Yes, yes, I know - I do keep hating on var, but that’s because people keep misunderstanding what it’s for.

Recently, a colleague replied to my suggestion that C#’s var keyword actually decreases readability when used anywhere other than object-creation (eg. new), type-coercion (eg. cast / as), or anonymous type expressions with, “type matters less than you think it does”. I think most of his work has been done in untyped languages (such as Javascript), so I can see where he is coming from. In those languages, typing really doesn’t matter that much,

But I think he’s wrong about this, when it comes to C#. Using var in C# frequently sets up behavioural expectations and intuitions that often turn out to be wrong because C# is a strongly-typed language; a fundamental part of its design philosophy is that typing does matter.

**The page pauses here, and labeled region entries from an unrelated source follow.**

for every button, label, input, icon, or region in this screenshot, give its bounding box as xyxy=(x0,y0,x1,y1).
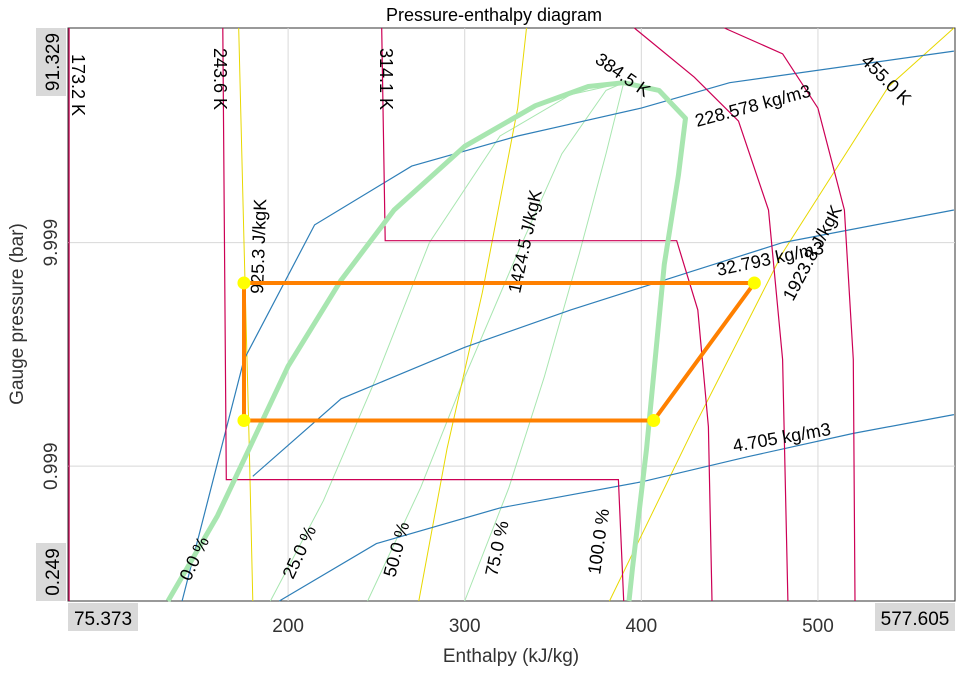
property-lines xyxy=(68,27,955,603)
quality-line xyxy=(464,82,625,602)
y-min-label: 0.249 xyxy=(36,543,66,601)
y-max-text: 91.329 xyxy=(43,33,64,91)
x-tick-label: 300 xyxy=(449,616,481,637)
saturation-dome xyxy=(165,80,688,603)
isotherm-label: 243.6 K xyxy=(210,48,230,110)
y-axis-title: Gauge pressure (bar) xyxy=(7,223,28,405)
y-tick-label: 9.999 xyxy=(41,219,62,267)
x-max-text: 577.605 xyxy=(881,609,950,630)
y-min-text: 0.249 xyxy=(43,548,64,596)
x-min-text: 75.373 xyxy=(74,609,132,630)
y-max-label: 91.329 xyxy=(36,28,66,96)
isochore-line xyxy=(181,50,954,602)
cycle-path xyxy=(237,276,761,427)
y-ticks: 0.999 9.999 xyxy=(41,219,62,490)
isotherm-line xyxy=(222,27,625,602)
isentrope-label: 925.3 J/kgK xyxy=(247,198,270,294)
x-ticks: 200 300 400 500 xyxy=(272,616,834,637)
x-tick-label: 200 xyxy=(272,616,304,637)
isentrope-line xyxy=(609,27,955,602)
cycle-point xyxy=(647,413,661,427)
x-tick-label: 400 xyxy=(625,616,657,637)
cycle-point xyxy=(747,276,761,290)
isochore-line xyxy=(252,209,955,477)
isotherm-line xyxy=(381,27,713,602)
quality-line xyxy=(367,82,624,602)
cycle-point xyxy=(237,413,251,427)
isotherm-label: 173.2 K xyxy=(68,54,88,116)
grid-lines xyxy=(68,28,955,601)
y-tick-label: 0.999 xyxy=(41,442,62,490)
x-axis-title: Enthalpy (kJ/kg) xyxy=(443,646,579,667)
isotherm-label: 314.1 K xyxy=(376,48,396,110)
isotherm-line xyxy=(724,27,856,602)
x-tick-label: 500 xyxy=(802,616,834,637)
cycle-point xyxy=(237,276,251,290)
x-min-label: 75.373 xyxy=(68,603,138,631)
chart-title: Pressure-enthalpy diagram xyxy=(386,5,602,25)
isotherm-line xyxy=(633,27,789,602)
isentrope-line xyxy=(418,27,527,602)
x-max-label: 577.605 xyxy=(875,603,955,631)
plot-area xyxy=(67,27,956,602)
isentrope-line xyxy=(238,27,254,602)
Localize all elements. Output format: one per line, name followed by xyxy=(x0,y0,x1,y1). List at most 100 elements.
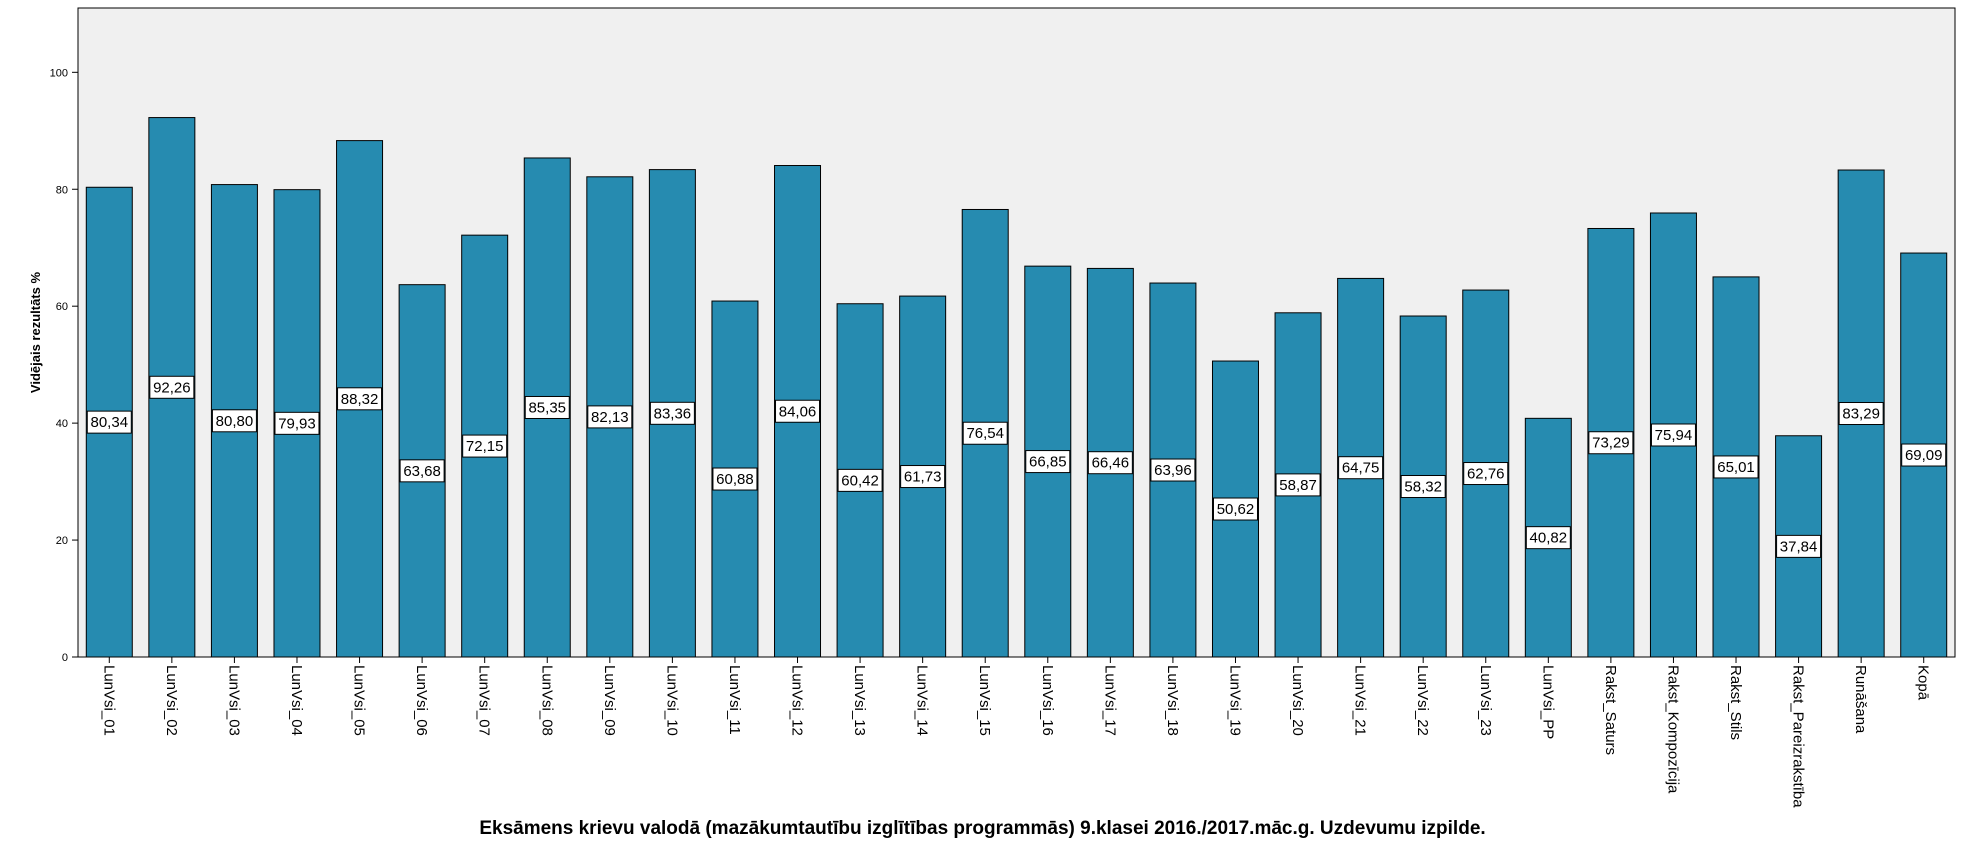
data-label: 64,75 xyxy=(1342,460,1380,477)
y-tick-label: 0 xyxy=(62,652,68,664)
data-label: 60,88 xyxy=(716,471,754,488)
y-axis-title: Vidējais rezultāts % xyxy=(28,271,43,393)
data-label: 84,06 xyxy=(779,403,817,420)
data-label: 69,09 xyxy=(1905,447,1943,464)
x-category-label: LunVsi_22 xyxy=(1414,665,1431,736)
x-category-label: LunVsi_19 xyxy=(1226,665,1243,736)
data-label: 62,76 xyxy=(1467,466,1505,483)
data-label-box xyxy=(337,387,383,411)
data-label-box xyxy=(399,459,445,483)
data-label-box xyxy=(1776,534,1822,558)
x-category-label: LunVsi_16 xyxy=(1039,665,1056,736)
data-label: 80,34 xyxy=(91,414,129,431)
data-label: 40,82 xyxy=(1530,530,1568,547)
x-category-label: Kopā xyxy=(1915,665,1932,701)
data-label: 66,85 xyxy=(1029,454,1067,471)
data-label: 80,80 xyxy=(216,413,254,430)
data-label: 83,29 xyxy=(1842,406,1880,423)
x-category-label: LunVsi_12 xyxy=(789,665,806,736)
y-tick-label: 80 xyxy=(56,184,68,196)
x-category-label: LunVsi_20 xyxy=(1289,665,1306,736)
data-label-box xyxy=(1901,443,1947,467)
x-category-label: Rakst_Saturs xyxy=(1602,665,1619,755)
data-label-box xyxy=(524,395,570,419)
plot-area xyxy=(77,7,1956,658)
data-label-box xyxy=(149,375,195,399)
data-label-box xyxy=(1838,402,1884,426)
data-label-box xyxy=(775,399,821,423)
data-label-box xyxy=(86,410,132,434)
y-tick-label: 60 xyxy=(56,301,68,313)
data-label: 73,29 xyxy=(1592,435,1630,452)
x-category-label: LunVsi_04 xyxy=(288,665,305,736)
data-label-box xyxy=(1087,451,1133,475)
data-label: 58,32 xyxy=(1404,479,1442,496)
y-tick-label: 40 xyxy=(56,418,68,430)
data-label: 63,96 xyxy=(1154,462,1192,479)
data-label: 92,26 xyxy=(153,379,191,396)
x-category-label: LunVsi_21 xyxy=(1352,665,1369,736)
data-label-box xyxy=(1212,497,1258,521)
data-label: 79,93 xyxy=(278,415,316,432)
x-category-label: Runāšana xyxy=(1852,665,1869,734)
data-label-box xyxy=(1588,431,1634,455)
x-category-label: LunVsi_10 xyxy=(663,665,680,736)
data-label-box xyxy=(1713,455,1759,479)
x-category-label: Rakst_Stils xyxy=(1727,665,1744,740)
data-label: 76,54 xyxy=(966,425,1004,442)
x-category-label: LunVsi_15 xyxy=(976,665,993,736)
data-label-box xyxy=(1150,458,1196,482)
data-label-box xyxy=(211,409,257,433)
data-label-box xyxy=(1275,473,1321,497)
x-category-label: LunVsi_09 xyxy=(601,665,618,736)
data-label: 60,42 xyxy=(841,472,879,489)
x-category-label: LunVsi_23 xyxy=(1477,665,1494,736)
data-label: 61,73 xyxy=(904,469,942,486)
x-category-label: LunVsi_11 xyxy=(726,665,743,735)
bars-group: 80,34 92,26 80,80 79,93 88,32 63,68 72,15 85,35… xyxy=(85,117,1948,658)
x-category-label: LunVsi_06 xyxy=(413,665,430,736)
data-label-box xyxy=(962,421,1008,445)
data-label: 65,01 xyxy=(1717,459,1755,476)
data-label: 75,94 xyxy=(1655,427,1693,444)
y-tick-label: 100 xyxy=(50,67,68,79)
data-label-box xyxy=(712,467,758,491)
data-label-box xyxy=(1338,456,1384,480)
data-label: 63,68 xyxy=(403,463,441,480)
chart-title: Eksāmens krievu valodā (mazākumtautību i… xyxy=(479,818,1486,839)
x-category-label: LunVsi_05 xyxy=(351,665,368,736)
x-category-label: LunVsi_08 xyxy=(538,665,555,736)
x-category-label: LunVsi_01 xyxy=(100,665,117,736)
x-category-label: Rakst_Pareizrakstība xyxy=(1790,665,1807,808)
data-label-box xyxy=(1650,423,1696,447)
data-label: 88,32 xyxy=(341,391,379,408)
x-category-label: LunVsi_02 xyxy=(163,665,180,736)
data-label-box xyxy=(1400,475,1446,499)
x-category-label: LunVsi_13 xyxy=(851,665,868,736)
data-label-box xyxy=(1463,462,1509,486)
data-label-box xyxy=(587,405,633,429)
x-category-label: LunVsi_PP xyxy=(1539,665,1556,739)
data-label: 50,62 xyxy=(1217,501,1255,518)
x-category-label: LunVsi_03 xyxy=(225,665,242,736)
data-label-box xyxy=(837,468,883,492)
data-label: 85,35 xyxy=(528,399,566,416)
data-label: 72,15 xyxy=(466,438,504,455)
data-label: 66,46 xyxy=(1092,455,1130,472)
y-tick-label: 20 xyxy=(56,535,68,547)
data-label: 83,36 xyxy=(654,405,692,422)
y-axis: 0 20 40 60 80 100 xyxy=(50,67,78,664)
x-category-label: Rakst_Kompozīcija xyxy=(1664,665,1681,794)
data-label: 82,13 xyxy=(591,409,629,426)
x-axis: LunVsi_01 LunVsi_02 LunVsi_03 LunVsi_04 LunV… xyxy=(100,657,1932,808)
data-label-box xyxy=(1025,450,1071,474)
data-label-box xyxy=(649,401,695,425)
x-category-label: LunVsi_18 xyxy=(1164,665,1181,736)
data-label-box xyxy=(274,411,320,435)
data-label-box xyxy=(900,465,946,489)
data-label-box xyxy=(462,434,508,458)
data-label: 37,84 xyxy=(1780,538,1818,555)
data-label: 58,87 xyxy=(1279,477,1317,494)
data-label-box xyxy=(1525,526,1571,550)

One example we were discussing is the situation where you want to retrieve a value from one function / property, and immediately pass it to another, without caring what it is, or even what type it is.

The problem is that this approach is that it does not work with C#. Even something as simple as method overloading can mess with it:

[code language=”csharp”] static class Program { static void Main() { var items = GetSomeItems(); int itemCount = Counting.GetItemCount(items);

	Debug.WriteLine(itemCount, "Item Count");
}

static string[] GetSomeItems()
{
	return new string[]
	{
		"Baa",
		"baa",
		"black",
		"sheep",
		"have",
		"you",
		"any",
		"wool",
		"?"
	};
} } [/code]

Imagine that the Counting class is implemented like this:

[code language=”csharp”] static class Counting { public static int GetItemCount(T[] array) { if (array == null) throw new ArgumentNullException("array");

	return array.Length;
}

public static int GetItemCount<T>(ICollection<T> collection)
{
	if (collection == null)
		throw new ArgumentNullException("collection");

	return collection.Count;
}

public static int GetItemCount<T>(IEnumerable<T> enumerable)
{
	if (enumerable == null)
		throw new ArgumentNullException("enumerable");

	return enumerable.Count();
}

public static int GetItemCount<T>(IQueryable<T> queryable)
{
	if (queryable == null)
		throw new ArgumentNullException("queryable");

	return queryable.Count(); // Could be server-side eval.
} } [/code]

Why? Because you want to support the same operation on multiple sequence / collection types, but utilise available facilities (such as item count) when present.

Now, it’s pretty obvious that the first overload is going to be called. But this is only obvious because we have the code right in front of us.

If, some time later, the GetSomeItems method was changed like so:

[code language=”csharp”] static IEnumerable GetSomeItems() { yield return "Baa"; yield return "baa"; yield return "black"; yield return "sheep"; yield return "have"; yield return "you"; yield return "any"; yield return "wool"; yield return "?"; } [/code]

Then a different overload of Counting.GetItemCount would be used. And you’d never know about it until you either stepped into it or used IntelliSense to examine the call in-place.

Why is this an issue? Consider the implementation of the method that is now being called:

[code language=”csharp”] public static int GetItemCount(IEnumerable enumerable) { if (enumerable == null) throw new ArgumentNullException("enumerable");

return enumerable.Count(); } [/code]

The LINQ [Count(IEnumerable)](http://msdn.microsoft.com/en-us/library/bb338038.aspx) extension method has to iterate over the entire sequence in order to calculate the item count.

Now, maybe this is what you want - perhaps lazy eval of the sequence is what you intended when you changed the return type of GetSomeItems(). But the point is that, by changing the return type, you are changing the contract. And clients should find out about this, not just transparently switch over to using it, because the design has changed.

This is a trivial example, but not particularly unusual, and has fairly serious performance implications when you are dealing with large sequences. After all, O(n) is still a shitload worse than O(1).

This why I find it tooth-grindingly aggravating when I see code like:

[code language=”csharp”] int[] numbers = SomeFunction();

int numberCount = numbers.Count(); [/code]

Arrays have a Length property. It’s a lot faster than iterating over every element in the array just to find out how many there are.

And if we’re talking [IQueryable](http://msdn.microsoft.com/en-us/library/bb351562.aspx) vs [IEnumerable](http://msdn.microsoft.com/en-us/library/9eekhta0.aspx), then it could be even worse - you might transparently switch from server-side evaluation to client-side (with potentially disastrous results, in terms of performance).

And how about if you change a method’s numeric return type’s precision? Ugh.

So do yourself a favour - don’t use C# as if type doesn’t matter. Even if it doesn’t matter in your favourite untyped language, in C#, it really REALLY does.